Tracing Geographical Origins of Teas Based on FT-NIR Spectroscopy: Introduction of Model Updating and Imbalanced Data Handling Approaches

1College of Quality & Safety Engineering, China Jiliang University, Xueyuan Street, Xiasha Higher Education District, Hangzhou 310018, China
2BioCircuits Institute, University of California, La Jolla, San Diego, CA 92093, USA
3Zhejiang Provincial Key Laboratory of Biometrology and Inspection & Quarantine, College of Life Sciences, China Jiliang University, Xueyuan Street, Xiasha Higher Education District, Hangzhou 310018, China
4Department of Computer Science, Zhejiang University, Hangzhou 310027, China

Correspondence should be addressed to Zi-Hong Ye; nc.ude.uljc@eyhz

Received 3 August 2018; Accepted 29 November 2018; Published 3 January 2019

Guest Editor: Andrey Bogomolov

Copyright © 2019 Xue-Zhen Hong et al.

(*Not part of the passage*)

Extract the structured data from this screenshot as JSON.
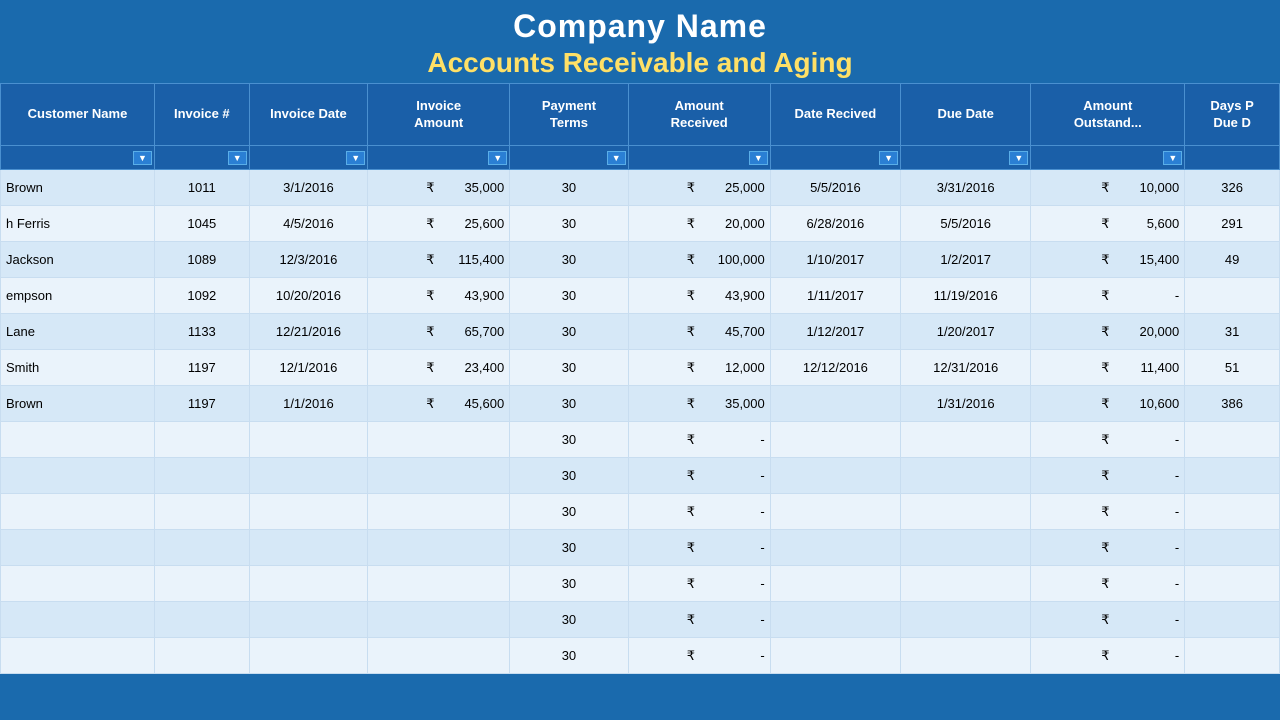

This is an open access article distributed under the Creative Commons Attribution License, which permits unrestricted use, distribution, and reproduction in any medium, provided the original work is properly cited.

Abstract

This work presents a reliable approach to trace teas’ geographical origins despite changes in teas caused by different harvest years. A total of 1447 tea samples collected from various areas in 2014 (660 samples) and 2015 (787 samples) were detected by FT-NIR. Seven classifiers trained on the 2014 dataset all succeeded to trace origins of samples collected in 2014; however, they all failed to predict origins for the 2015 samples due to different data distributions and imbalanced dataset. Three outlier detection based undersampling approaches—one-class SVM (OC-SVM), isolation forest and elliptic envelope—were then proposed; as a result, the highest macro average recall (MAR) for the 2015 dataset was improved from 56.86% to 73.95% (by SVM). A model updating approach was also applied, and the prediction MAR was significantly improved with increase in the updating rate. The best MAR (90.31%) was first achieved by the OC-SVM combined SVM classifier at a 50% rate.